CSAPR Replacement and New NAAQS Implementation

The D.C. Circuit vacated EPA’s Cross-State Air Pollution Rule (CSAPR) last year and recently denied a request to rehear that decision. As a consequence, although EPA could be expected to appeal that decision to the Supreme Court, EPA will also be expected to begin work on a new transport rule that creates emissions budgets in ways that are consistent with the court’s decision.
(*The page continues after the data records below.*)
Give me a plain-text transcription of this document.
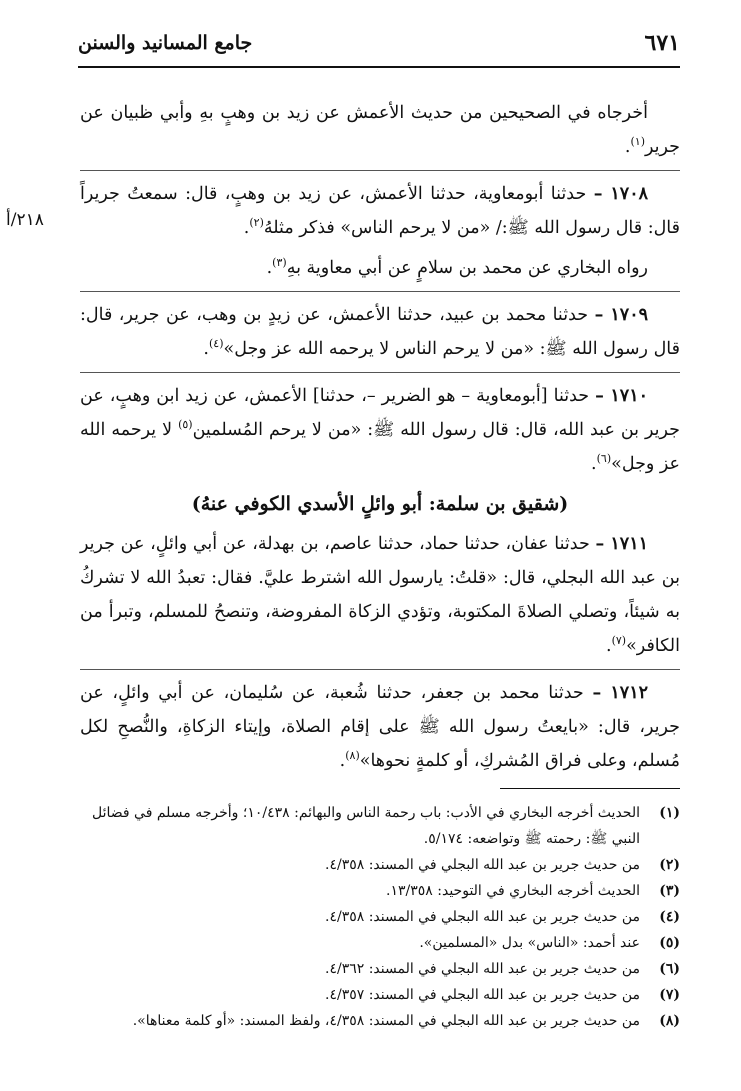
٦٧١
جامع المسانيد والسنن
٢١٨/أ

أخرجاه في الصحيحين من حديث الأعمش عن زيد بن وهبٍ بهِ وأبي ظبيان عن جرير$^{(١)}$.

١٧٠٨ – حدثنا أبومعاوية، حدثنا الأعمش، عن زيد بن وهبٍ، قال: سمعتُ جريراً قال: قال رسول الله ﷺ:/ «من لا يرحم الناس» فذكر مثلهُ$^{(٢)}$.

رواه البخاري عن محمد بن سلامٍ عن أبي معاوية بهِ$^{(٣)}$.

١٧٠٩ – حدثنا محمد بن عبيد، حدثنا الأعمش، عن زيدٍ بن وهب، عن جرير، قال: قال رسول الله ﷺ: «من لا يرحم الناس لا يرحمه الله عز وجل»$^{(٤)}$.

١٧١٠ – حدثنا [أبومعاوية – هو الضرير –، حدثنا] الأعمش، عن زيد ابن وهبٍ، عن جرير بن عبد الله، قال: قال رسول الله ﷺ: «من لا يرحم المُسلمين$^{(٥)}$ لا يرحمه الله عز وجل»$^{(٦)}$.

(شقيق بن سلمة: أبو وائلٍ الأسدي الكوفي عنهُ)

١٧١١ – حدثنا عفان، حدثنا حماد، حدثنا عاصم، بن بهدلة، عن أبي وائلٍ، عن جرير بن عبد الله البجلي، قال: «قلتُ: يارسول الله اشترط عليَّ. فقال: تعبدُ الله لا تشركُ به شيئاً، وتصلي الصلاةَ المكتوبة، وتؤدي الزكاة المفروضة، وتنصحُ للمسلم، وتبرأ من الكافر»$^{(٧)}$.

١٧١٢ – حدثنا محمد بن جعفر، حدثنا شُعبة، عن سُليمان، عن أبي وائلٍ، عن جرير، قال: «بايعتُ رسول الله ﷺ على إقام الصلاة، وإيتاء الزكاةِ، والنُّصحِ لكل مُسلم، وعلى فراق المُشركِ، أو كلمةٍ نحوها»$^{(٨)}$.

(١)
الحديث أخرجه البخاري في الأدب: باب رحمة الناس والبهائم: ١٠/٤٣٨؛ وأخرجه مسلم في فضائل النبي ﷺ: رحمته ﷺ وتواضعه: ٥/١٧٤.
(٢)
من حديث جرير بن عبد الله البجلي في المسند: ٤/٣٥٨.
(٣)
الحديث أخرجه البخاري في التوحيد: ١٣/٣٥٨.
(٤)
من حديث جرير بن عبد الله البجلي في المسند: ٤/٣٥٨.
(٥)
عند أحمد: «الناس» بدل «المسلمين».
(٦)
من حديث جرير بن عبد الله البجلي في المسند: ٤/٣٦٢.
(٧)
من حديث جرير بن عبد الله البجلي في المسند: ٤/٣٥٧.
(٨)
من حديث جرير بن عبد الله البجلي في المسند: ٤/٣٥٨، ولفظ المسند: «أو كلمة معناها».
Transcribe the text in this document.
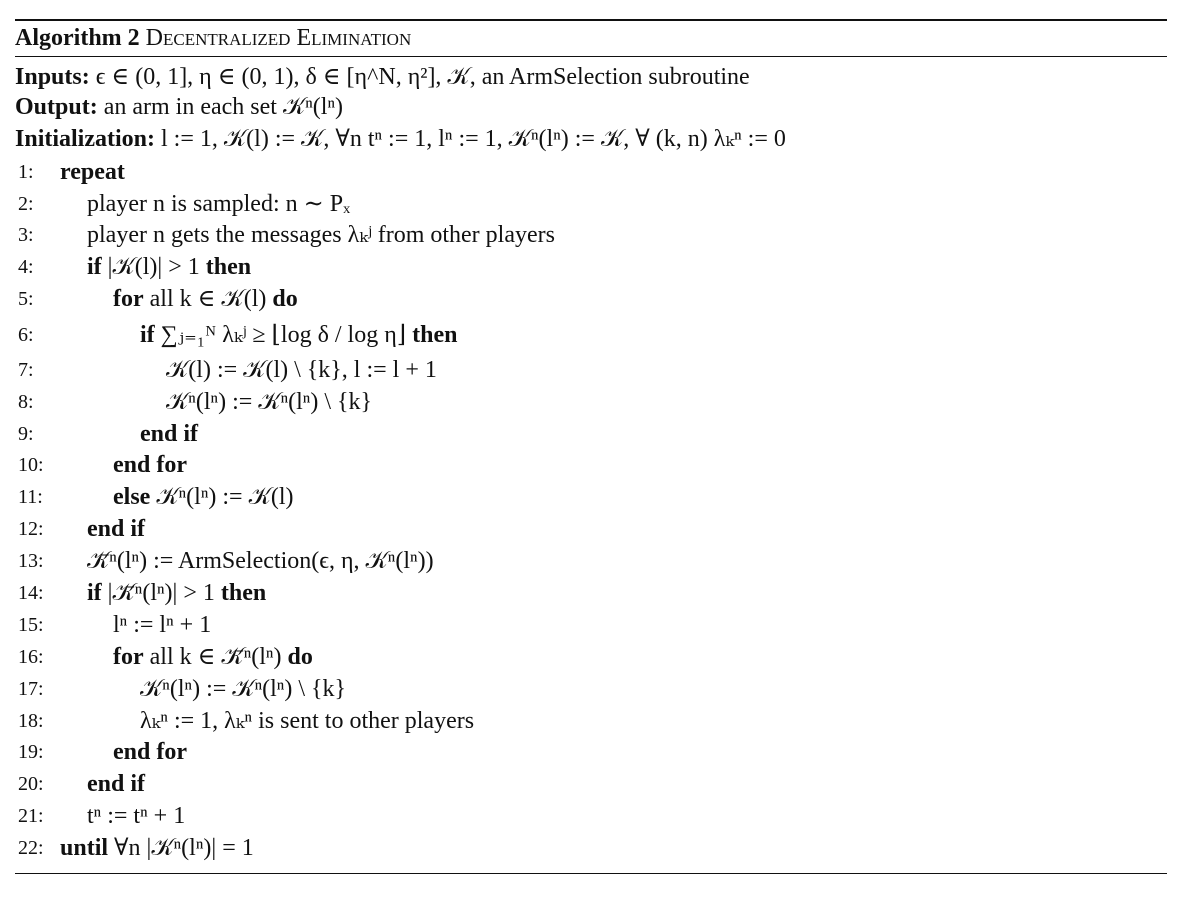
Algorithm 2 Decentralized Elimination
Inputs: ϵ ∈ (0, 1], η ∈ (0, 1), δ ∈ [η^N, η²], 𝒦, an ArmSelection subroutine
Output: an arm in each set 𝒦ⁿ(lⁿ)
Initialization: l := 1, 𝒦(l) := 𝒦, ∀n tⁿ := 1, lⁿ := 1, 𝒦ⁿ(lⁿ) := 𝒦, ∀ (k, n) λₖⁿ := 0
1:	repeat
2:	player n is sampled: n ∼ Pₓ
3:	player n gets the messages λₖʲ from other players
4:	if |𝒦(l)| > 1 then
5:	for all k ∈ 𝒦(l) do
6:	if ∑ⱼ₌₁ᴺ λₖʲ ≥ ⌊log δ / log η⌋ then
7:	𝒦(l) := 𝒦(l) \ {k}, l := l + 1
8:	𝒦ⁿ(lⁿ) := 𝒦ⁿ(lⁿ) \ {k}
9:	end if
10:	end for
11:	else 𝒦ⁿ(lⁿ) := 𝒦(l)
12:	end if
13:	𝒦̄ⁿ(lⁿ) := ArmSelection(ϵ, η, 𝒦ⁿ(lⁿ))
14:	if |𝒦̄ⁿ(lⁿ)| > 1 then
15:	lⁿ := lⁿ + 1
16:	for all k ∈ 𝒦̄ⁿ(lⁿ) do
17:	𝒦ⁿ(lⁿ) := 𝒦ⁿ(lⁿ) \ {k}
18:	λₖⁿ := 1, λₖⁿ is sent to other players
19:	end for
20:	end if
21:	tⁿ := tⁿ + 1
22: until ∀n |𝒦ⁿ(lⁿ)| = 1
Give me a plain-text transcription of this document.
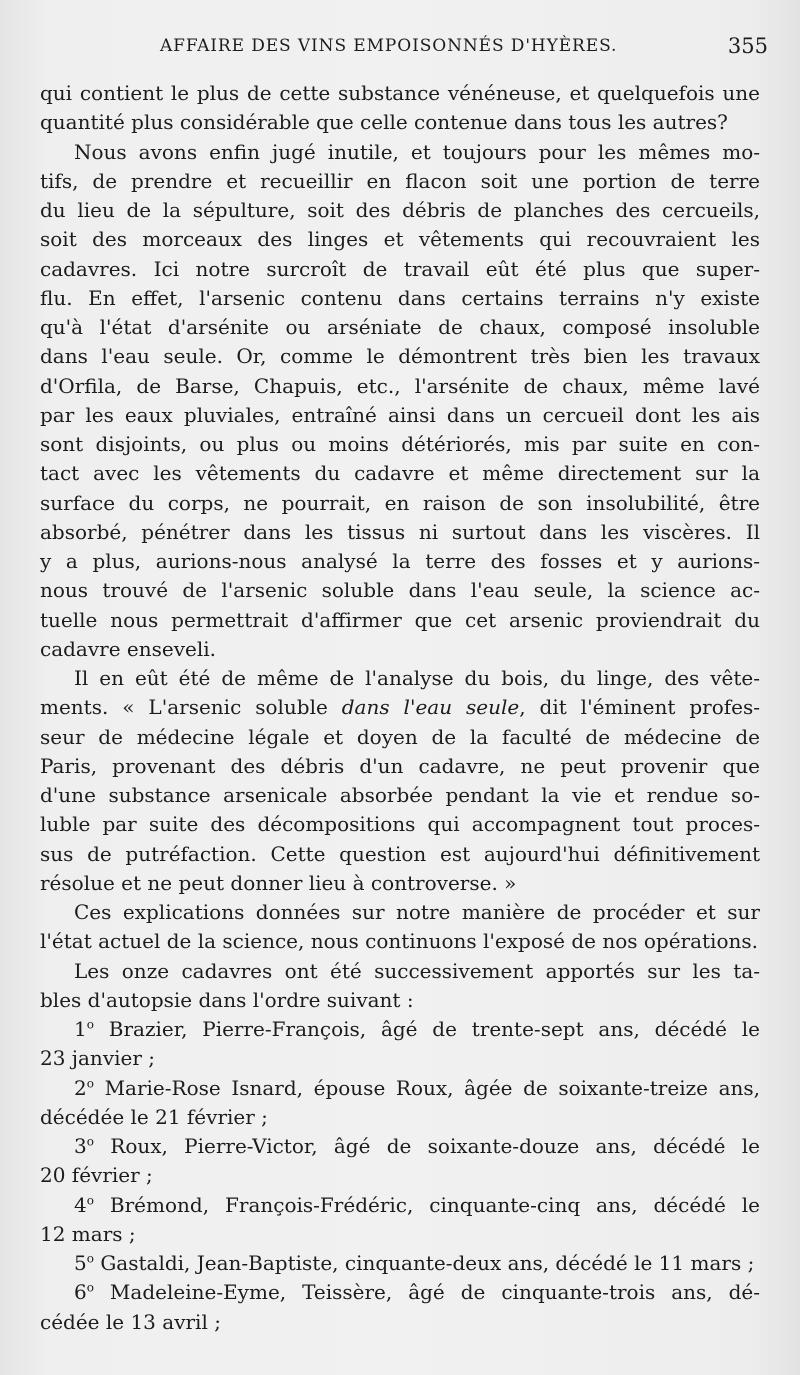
AFFAIRE DES VINS EMPOISONNÉS D'HYÈRES.	355

qui contient le plus de cette substance vénéneuse, et quelquefois une
quantité plus considérable que celle contenue dans tous les autres?

Nous avons enfin jugé inutile, et toujours pour les mêmes mo-
tifs, de prendre et recueillir en flacon soit une portion de terre
du lieu de la sépulture, soit des débris de planches des cercueils,
soit des morceaux des linges et vêtements qui recouvraient les
cadavres. Ici notre surcroît de travail eût été plus que super-
flu. En effet, l'arsenic contenu dans certains terrains n'y existe
qu'à l'état d'arsénite ou arséniate de chaux, composé insoluble
dans l'eau seule. Or, comme le démontrent très bien les travaux
d'Orfila, de Barse, Chapuis, etc., l'arsénite de chaux, même lavé
par les eaux pluviales, entraîné ainsi dans un cercueil dont les ais
sont disjoints, ou plus ou moins détériorés, mis par suite en con-
tact avec les vêtements du cadavre et même directement sur la
surface du corps, ne pourrait, en raison de son insolubilité, être
absorbé, pénétrer dans les tissus ni surtout dans les viscères. Il
y a plus, aurions-nous analysé la terre des fosses et y aurions-
nous trouvé de l'arsenic soluble dans l'eau seule, la science ac-
tuelle nous permettrait d'affirmer que cet arsenic proviendrait du
cadavre enseveli.

Il en eût été de même de l'analyse du bois, du linge, des vête-
ments. « L'arsenic soluble dans l'eau seule, dit l'éminent profes-
seur de médecine légale et doyen de la faculté de médecine de
Paris, provenant des débris d'un cadavre, ne peut provenir que
d'une substance arsenicale absorbée pendant la vie et rendue so-
luble par suite des décompositions qui accompagnent tout proces-
sus de putréfaction. Cette question est aujourd'hui définitivement
résolue et ne peut donner lieu à controverse. »

Ces explications données sur notre manière de procéder et sur
l'état actuel de la science, nous continuons l'exposé de nos opérations.

Les onze cadavres ont été successivement apportés sur les ta-
bles d'autopsie dans l'ordre suivant :

1$^o$ Brazier, Pierre-François, âgé de trente-sept ans, décédé le
23 janvier ;

2$^o$ Marie-Rose Isnard, épouse Roux, âgée de soixante-treize ans,
décédée le 21 février ;

3$^o$ Roux, Pierre-Victor, âgé de soixante-douze ans, décédé le
20 février ;

4$^o$ Brémond, François-Frédéric, cinquante-cinq ans, décédé le
12 mars ;

5$^o$ Gastaldi, Jean-Baptiste, cinquante-deux ans, décédé le 11 mars ;

6$^o$ Madeleine-Eyme, Teissère, âgé de cinquante-trois ans, dé-
cédée le 13 avril ;
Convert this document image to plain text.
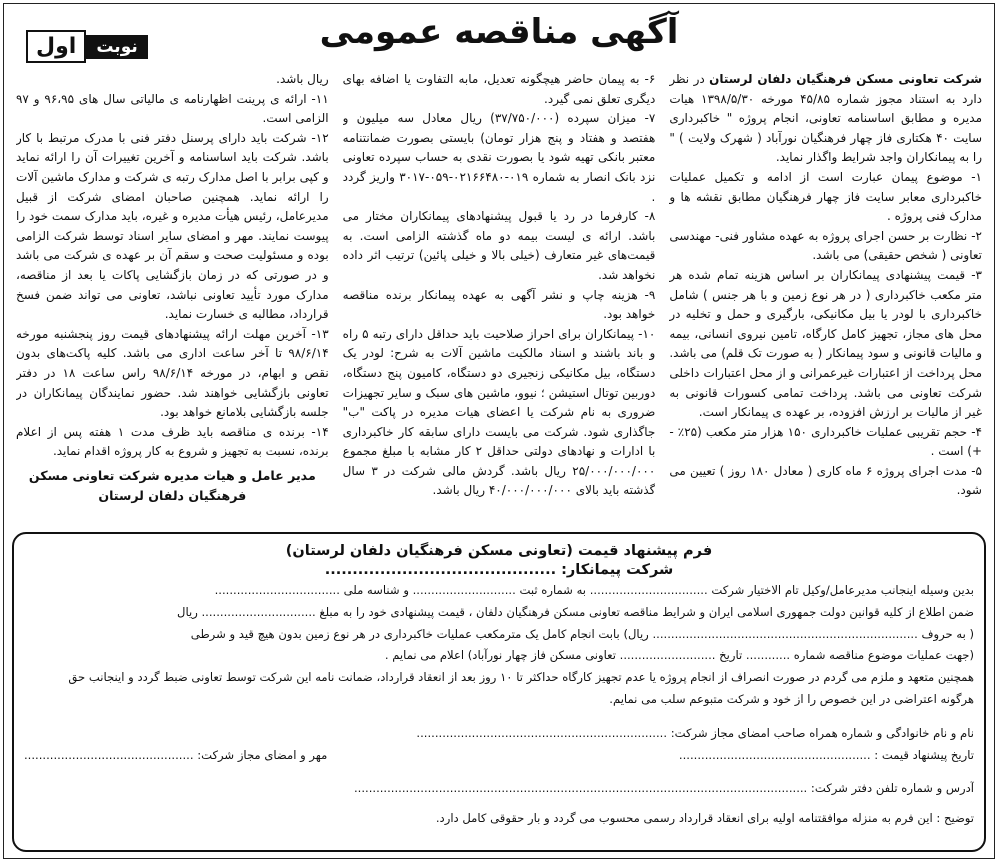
آگهی مناقصه عمومی
نوبت
اول

شرکت تعاونی مسکن فرهنگیان دلفان لرستان در نظر دارد به استناد مجوز شماره ۴۵/۸۵ مورخه ۱۳۹۸/۵/۳۰ هیات مدیره و مطابق اساسنامه تعاونی، انجام پروژه " خاکبرداری سایت ۴۰ هکتاری فاز چهار فرهنگیان نورآباد ( شهرک ولایت ) " را به پیمانکاران واجد شرایط واگذار نماید.

۱- موضوع پیمان عبارت است از ادامه و تکمیل عملیات خاکبرداری معابر سایت فاز چهار فرهنگیان مطابق نقشه ها و مدارک فنی پروژه .

۲- نظارت بر حسن اجرای پروژه به عهده مشاور فنی- مهندسی تعاونی ( شخص حقیقی) می باشد.

۳- قیمت پیشنهادی پیمانکاران بر اساس هزینه تمام شده هر متر مکعب خاکبرداری ( در هر نوع زمین و با هر جنس ) شامل خاکبرداری با لودر یا بیل مکانیکی، بارگیری و حمل و تخلیه در محل های مجاز، تجهیز کامل کارگاه، تامین نیروی انسانی، بیمه و مالیات قانونی و سود پیمانکار ( به صورت تک قلم) می باشد. محل پرداخت از اعتبارات غیرعمرانی و از محل اعتبارات داخلی شرکت تعاونی می باشد. پرداخت تمامی کسورات قانونی به غیر از مالیات بر ارزش افزوده، بر عهده ی پیمانکار است.

۴- حجم تقریبی عملیات خاکبرداری ۱۵۰ هزار متر مکعب (۲۵٪ -+) است .

۵- مدت اجرای پروژه ۶ ماه کاری ( معادل ۱۸۰ روز ) تعیین می شود.

۶- به پیمان حاضر هیچگونه تعدیل، مابه التفاوت یا اضافه بهای دیگری تعلق نمی گیرد.

۷- میزان سپرده (۳۷/۷۵۰/۰۰۰) ریال معادل سه میلیون و هفتصد و هفتاد و پنج هزار تومان) بایستی بصورت ضمانتنامه معتبر بانکی تهیه شود یا بصورت نقدی به حساب سپرده تعاونی نزد بانک انصار به شماره ۰۱۹-۰۲۱۶۶۴۸۰-۰۵۹-۳۰۱۷ واریز گردد .

۸- کارفرما در رد یا قبول پیشنهادهای پیمانکاران مختار می باشد. ارائه ی لیست بیمه دو ماه گذشته الزامی است. به قیمت‌های غیر متعارف (خیلی بالا و خیلی پائین) ترتیب اثر داده نخواهد شد.

۹- هزینه چاپ و نشر آگهی به عهده پیمانکار برنده مناقصه خواهد بود.

۱۰- پیمانکاران برای احراز صلاحیت باید حداقل دارای رتبه ۵ راه و باند باشند و اسناد مالکیت ماشین آلات به شرح: لودر یک دستگاه، بیل مکانیکی زنجیری دو دستگاه، کامیون پنج دستگاه، دوربین توتال استیشن ؛ نیوو، ماشین های سبک و سایر تجهیزات ضروری به نام شرکت یا اعضای هیات مدیره در پاکت "ب" جاگذاری شود. شرکت می بایست دارای سابقه کار خاکبرداری با ادارات و نهادهای دولتی حداقل ۲ کار مشابه با مبلغ مجموع ۲۵/۰۰۰/۰۰۰/۰۰۰ ریال باشد. گردش مالی شرکت در ۳ سال گذشته باید بالای ۴۰/۰۰۰/۰۰۰/۰۰۰ ریال باشد.

ریال باشد.

۱۱- ارائه ی پرینت اظهارنامه ی مالیاتی سال های ۹۶،۹۵ و ۹۷ الزامی است.

۱۲- شرکت باید دارای پرسنل دفتر فنی با مدرک مرتبط با کار باشد. شرکت باید اساسنامه و آخرین تغییرات آن را ارائه نماید و کپی برابر با اصل مدارک رتبه ی شرکت و مدارک ماشین آلات را ارائه نماید. همچنین صاحبان امضای شرکت از قبیل مدیرعامل، رئیس هیأت مدیره و غیره، باید مدارک سمت خود را پیوست نمایند. مهر و امضای سایر اسناد توسط شرکت الزامی بوده و مسئولیت صحت و سقم آن بر عهده ی شرکت می باشد و در صورتی که در زمان بازگشایی پاکات یا بعد از مناقصه، مدارک مورد تأیید تعاونی نباشد، تعاونی می تواند ضمن فسخ قرارداد، مطالبه ی خسارت نماید.

۱۳- آخرین مهلت ارائه پیشنهادهای قیمت روز پنجشنبه مورخه ۹۸/۶/۱۴ تا آخر ساعت اداری می باشد. کلیه پاکت‌های بدون نقص و ابهام، در مورخه ۹۸/۶/۱۴ راس ساعت ۱۸ در دفتر تعاونی بازگشایی خواهند شد. حضور نمایندگان پیمانکاران در جلسه بازگشایی بلامانع خواهد بود.

۱۴- برنده ی مناقصه باید ظرف مدت ۱ هفته پس از اعلام برنده، نسبت به تجهیز و شروع به کار پروژه اقدام نماید.

مدیر عامل و هیات مدیره شرکت تعاونی مسکن فرهنگیان دلفان لرستان
فرم پیشنهاد قیمت (تعاونی مسکن فرهنگیان دلفان لرستان)
شرکت پیمانکار: ..........................................

بدین وسیله اینجانب مدیرعامل/وکیل تام الاختیار شرکت ................................ به شماره ثبت ............................ و شناسه ملی ..................................

ضمن اطلاع از کلیه قوانین دولت جمهوری اسلامی ایران و شرایط مناقصه تعاونی مسکن فرهنگیان دلفان ، قیمت پیشنهادی خود را به مبلغ ............................... ریال

( به حروف ........................................................................ ریال) بابت انجام کامل یک مترمکعب عملیات خاکبرداری در هر نوع زمین بدون هیچ قید و شرطی

(جهت عملیات موضوع مناقصه شماره ............ تاریخ .......................... تعاونی مسکن فاز چهار نورآباد) اعلام می نمایم .

همچنین متعهد و ملزم می گردم در صورت انصراف از انجام پروژه یا عدم تجهیز کارگاه حداکثر تا ۱۰ روز بعد از انعقاد قرارداد، ضمانت نامه این شرکت توسط تعاونی ضبط گردد و اینجانب حق

هرگونه اعتراضی در این خصوص را از خود و شرکت متبوعم سلب می نمایم.

نام و نام خانوادگی و شماره همراه صاحب امضای مجاز شرکت: ....................................................................

تاریخ پیشنهاد قیمت : ....................................................
مهر و امضای مجاز شرکت: ..............................................

آدرس و شماره تلفن دفتر شرکت: ...........................................................................................................................

توضیح : این فرم به منزله موافقتنامه اولیه برای انعقاد قرارداد رسمی محسوب می گردد و بار حقوقی کامل دارد.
CSAPR established a multistate market-based NOx and SOx emissions reduction program for the power industry under the Clean Air Act’s “good neighbor” provision, and was intended to replace the similar NOx and SOx emissions reduction program under the Clean Air Interstate Rule (CAIR). The court’s decision struck down the methodology EPA used in CSAPR to set state emissions budgets (and consequent reduction obligations) for NOx and SOx. The court also provided its own detailed view of how EPA must set emissions budgets under the Act’s good neighbor provision. A new transport rule is important both because EPA is obligated to replace CAIR (which was temporarily left in place by the court pending a new rule), and because many states rely upon EPA multistate emissions reductions programs for the power sector such as CSAPR to meet their own National Ambient Air Quality Standards (NAAQS) for ozone and PM 2.5. Since EPA has just tightened its PM 2.5 NAAQS, and begun implementation of a tighter 2008 ozone standard that was not considered when issuing CSAPR, states will be looking for a new transport rule from EPA to assist them in meeting these NAAQS, and would expect it to include emission reduction requirements keyed to one or both of the two new tighter NAAQS. EPA has not indicated how it will approach the issue of replacing CSAPR, or whether a new transport rule will also cover the new PM 2.5 NAAQS or the 2008 ozone standard. It can be expected, however, that it will take considerable effort and time to revise the CSAPR emissions budgets to conform to the court decision, and more effort still to include either of the new NAAQS.

New Source Review Biomass Permitting

EPA temporarily exempted all biomass from GHG NSR permitting until July 2014. That exemption has been challenged in court, and a decision is expected this fall. EPA has also undertaken evaluations to refine what specific types of biomass should be considered biogenic or short cycle carbon and provided with an exemption on a permanent basis. It is expected that EPA will begin the process of resolving those issues, and making those determinations, this year, perhaps to include commencement of a rulemaking process to establish criteria and processes for a permanent biomass exemption.

Enforcement Trends

EPA is expected to continue to focus on New Source Review (NSR) enforcement and enforcement of MACT requirements from the largest emitters (power plants, cement kilns), as well as evaluate new sectors such as unconventional gas and oil for CAA enforcement efforts. Notably, however, some of the emphasis within these enforcement efforts can be expected to focus on GHG emissions. EPA has yet to bring an NSR case based on GHG emissions, in part because the GHG standards have not been applicable to sources for very long. It is expected that EPA will now begin to focus on recent facility modifications to assess whether there is, in EPA’s view, an NSR violation and a relevant GHG emissions increase.